この記事を読めば、なんで歴史を勉強するのか、少しは分かっていただけるのではないでしょうか。
先日、デフレ、インフレの授業をしたあとで、こんな質問を受けました。
「インフレ、デフレについてはよくわかりました。
そうすると、今、定額給付金が払われたりしているし、日本はインフレになってしまうのですか?」
この質問をしてくれたA君は授業内容をしっかり理解できています。
今の日本は、低金利の貸付に補助金、給付金と、お金をバラマキまくっています。
そうすると、普通に考えればインフレが起こる。
第一次世界大戦後のドイツのようになってしまうのか、と思うと思います。
しかし、実際問題、日本はインフレになっていません。
それどころか、デフレになってしまっていて、お金は回っていない状況です。
では、なぜこれだけお金をまいてもデフレなのか。
何が戦後のドイツと違うのか、ということですが、
これは、ドイツと日本ではお金に対する「信用」が違うからです。
日本のお金「円」は、ものすごく信用度が高いです。
信用度が高いというのは、日本人の誰もがお金があっても意味がないと思っていないことに由来しています。

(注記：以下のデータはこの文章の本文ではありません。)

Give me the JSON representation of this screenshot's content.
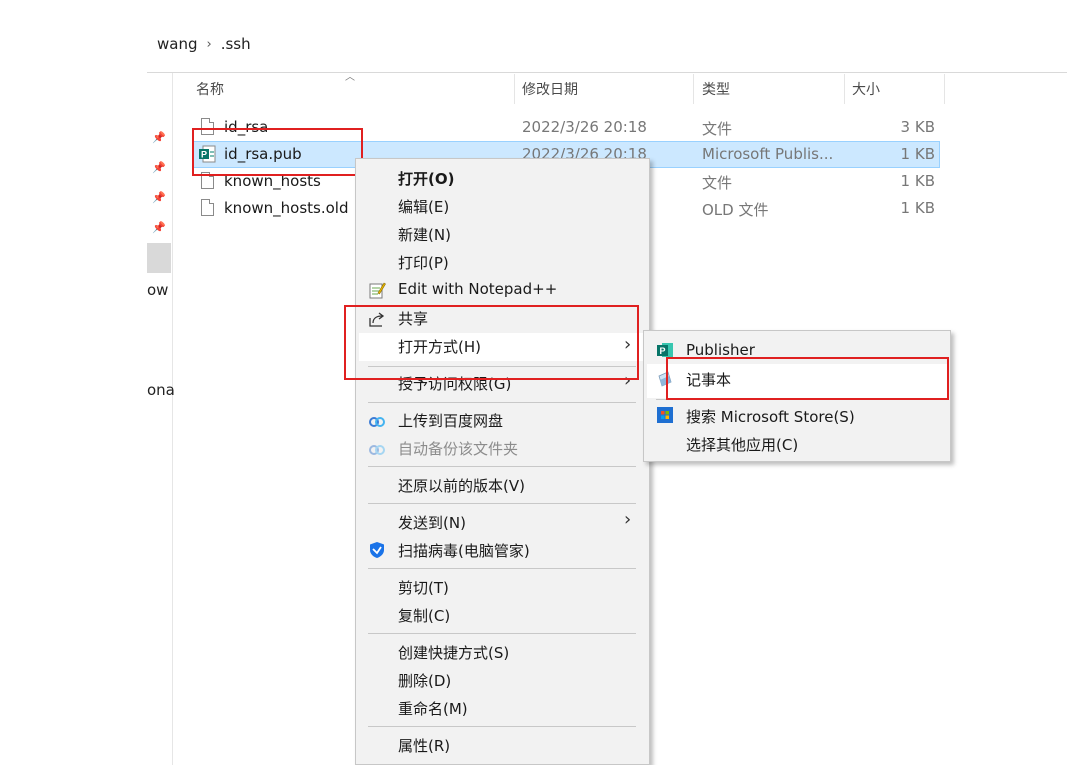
{
  "breadcrumb": {
    "parent": "wang",
    "separator": "›",
    "current": ".ssh"
  },
  "sidebar": {
    "partial_labels": [
      "ow",
      "ona"
    ]
  },
  "columns": {
    "name": "名称",
    "modified": "修改日期",
    "type": "类型",
    "size": "大小"
  },
  "files": [
    {
      "name": "id_rsa",
      "modified": "2022/3/26 20:18",
      "type": "文件",
      "size": "3 KB",
      "icon": "file-icon"
    },
    {
      "name": "id_rsa.pub",
      "modified": "2022/3/26 20:18",
      "type": "Microsoft Publis...",
      "size": "1 KB",
      "icon": "publisher-file-icon",
      "selected": true
    },
    {
      "name": "known_hosts",
      "modified": "",
      "type": "文件",
      "size": "1 KB",
      "icon": "file-icon"
    },
    {
      "name": "known_hosts.old",
      "modified": "",
      "type": "OLD 文件",
      "size": "1 KB",
      "icon": "file-icon"
    }
  ],
  "context_menu": {
    "open": "打开(O)",
    "edit": "编辑(E)",
    "new": "新建(N)",
    "print": "打印(P)",
    "notepadpp": "Edit with Notepad++",
    "share": "共享",
    "open_with": "打开方式(H)",
    "grant_access": "授予访问权限(G)",
    "upload_baidu": "上传到百度网盘",
    "auto_backup": "自动备份该文件夹",
    "restore": "还原以前的版本(V)",
    "send_to": "发送到(N)",
    "scan_virus": "扫描病毒(电脑管家)",
    "cut": "剪切(T)",
    "copy": "复制(C)",
    "shortcut": "创建快捷方式(S)",
    "delete": "删除(D)",
    "rename": "重命名(M)",
    "properties": "属性(R)"
  },
  "submenu": {
    "publisher": "Publisher",
    "notepad": "记事本",
    "store": "搜索 Microsoft Store(S)",
    "other": "选择其他应用(C)"
  },
  "colors": {
    "selection": "#cce8ff",
    "highlight_red": "#e02020",
    "publisher_teal": "#077568"
  }
}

この中で、お金は全くいらない、という人はどれだけいるでしょうか?
みなさん、お金が最もほしいものだと思います。
なぜならば、日本ではお金さえあればたいていのものは手に入るから。
物はきちんと揃っていて、何かに不自由することはない。
だから、お金さえあれば何でもできるのが日本なのです。
しかし、当時のドイツは違います。
そもそも物自体がない。
物がないのにお金があったところで、何も意味はないのです。
もう一つ、円の信用度が高い理由があります。
それは、何が何でもお金を返すと国民が考えているからです。
銀行に勤めている友達に、どういう人にお金を貸すのか聞いたことがあります。
その時、彼はこう答えてくれました。
「何が何でも返そうとする人」
とにかく、お金を返そうとする意志があることが最も重要な条件で、
お金を誰も返さなくなったとき、そのお金の価値はなくなってしまいます。
逆にいえば、返そうとしている意志があれば、大丈夫だということです。
つまり、みんなが、「もうおカネなんて価値ないから、今のうちに貯金全てをお米にしておこう」
と思わない限り大丈夫だということです。
ちなみに、ものすごい勢いでお金をばら撒いているアメリカに関してですが、パウエル議長はこんな発言をしています。

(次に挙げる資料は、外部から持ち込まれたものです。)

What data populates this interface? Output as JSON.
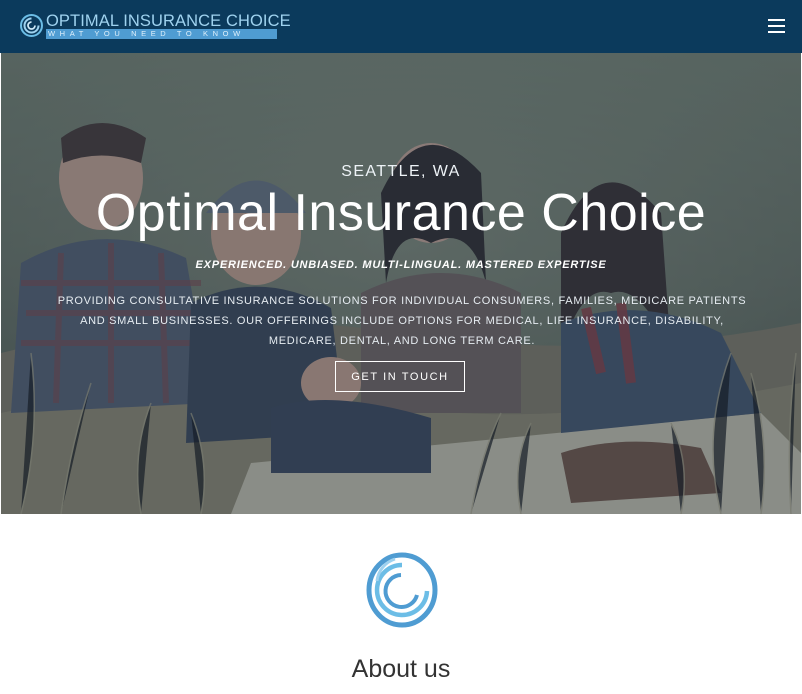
{
  "header": {
    "brand_name": "OPTIMAL INSURANCE CHOICE",
    "brand_tagline": "WHAT YOU NEED TO KNOW",
    "menu_icon": "hamburger-menu-icon",
    "background_color": "#0b3a5c"
  },
  "hero": {
    "location": "SEATTLE, WA",
    "title": "Optimal Insurance Choice",
    "tagline": "EXPERIENCED. UNBIASED. MULTI-LINGUAL. MASTERED EXPERTISE",
    "description": "PROVIDING CONSULTATIVE INSURANCE SOLUTIONS FOR INDIVIDUAL CONSUMERS, FAMILIES, MEDICARE PATIENTS AND SMALL BUSINESSES. OUR OFFERINGS INCLUDE OPTIONS FOR MEDICAL, LIFE INSURANCE, DISABILITY,  MEDICARE, DENTAL, AND LONG TERM CARE.",
    "cta_label": "GET IN TOUCH",
    "background_image": "family-sitting-on-blanket-in-tall-grass-photo"
  },
  "about": {
    "icon": "circular-swirl-logo-icon",
    "title": "About us"
  },
  "colors": {
    "accent": "#4f9cd2",
    "logo_light": "#9fd2ef"
  }
}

「なにびとも自分に降りかかって来る試練を選ぶことは出来ない。運命、そして歴史が、試練を我々のところへもたらすのだ。我々のやるべきことはただ一つ。その挑戦に立ち向かうことだけである」
(引用:ダイヤモンド社記事)
この記事を書いているパウエルさんから、もうおかねを返さない、という意志が読み取れるでしょうか?

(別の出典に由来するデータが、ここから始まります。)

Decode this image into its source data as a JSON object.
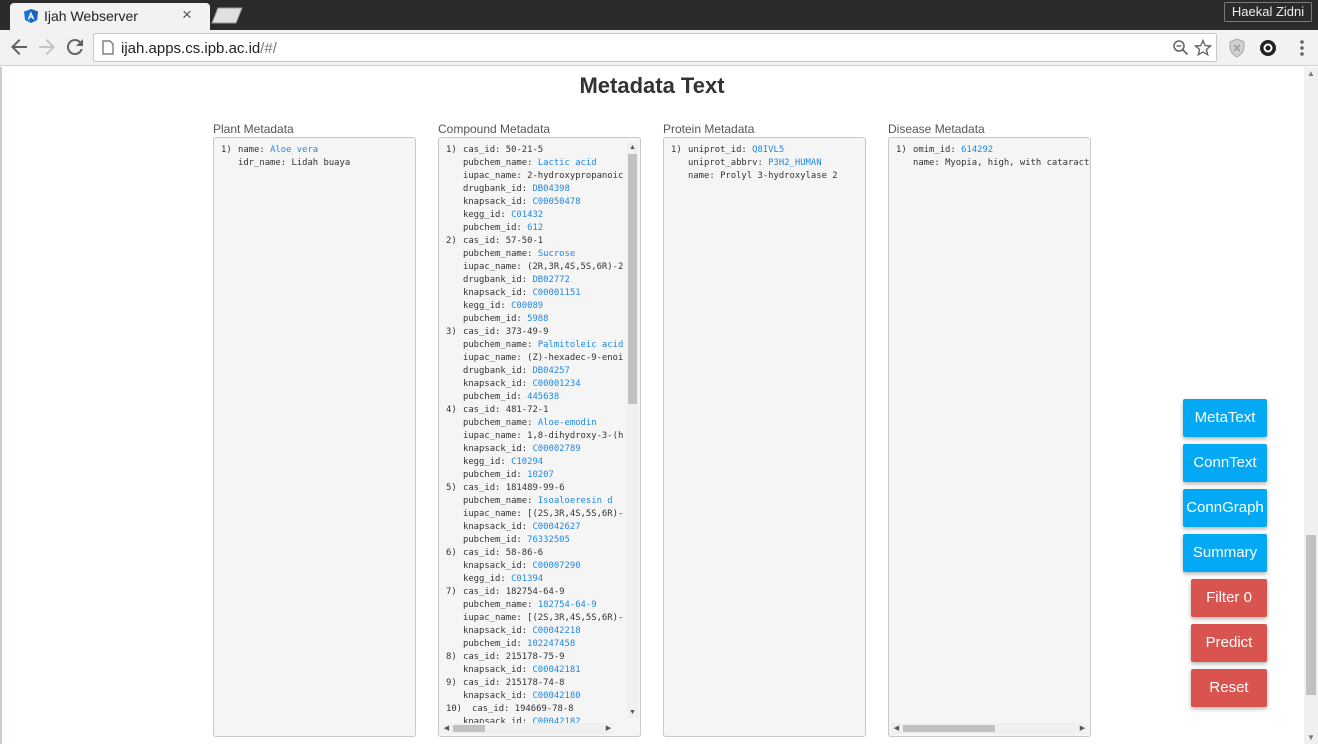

このように、お金を何が何でも返す、遅れてでも返すという意志が金融経済を支えているのです。
(だから、徳政令を出した鎌倉幕府は滅んでしまったのですね)
逆にいえば、お金とはそれが価値があるという意志によって作り出されたものであり、しょせんは虚構、とも思っています。
金融政策によって実生活を救える、というのはただの妄想なのではないのか、と感じることもあります。
だからこそ、リスクを負って価値を生み出す起業家こそ、最も面白い仕事なんだと思っております。
さて、最後に余計なポエムが入ってしまいましたが、(笑)
勉強することが無駄ということはないですからね。
故きを温め新しきを知る
過去から学んだことを未来に活かすことこそが、勉強の本質と思っています。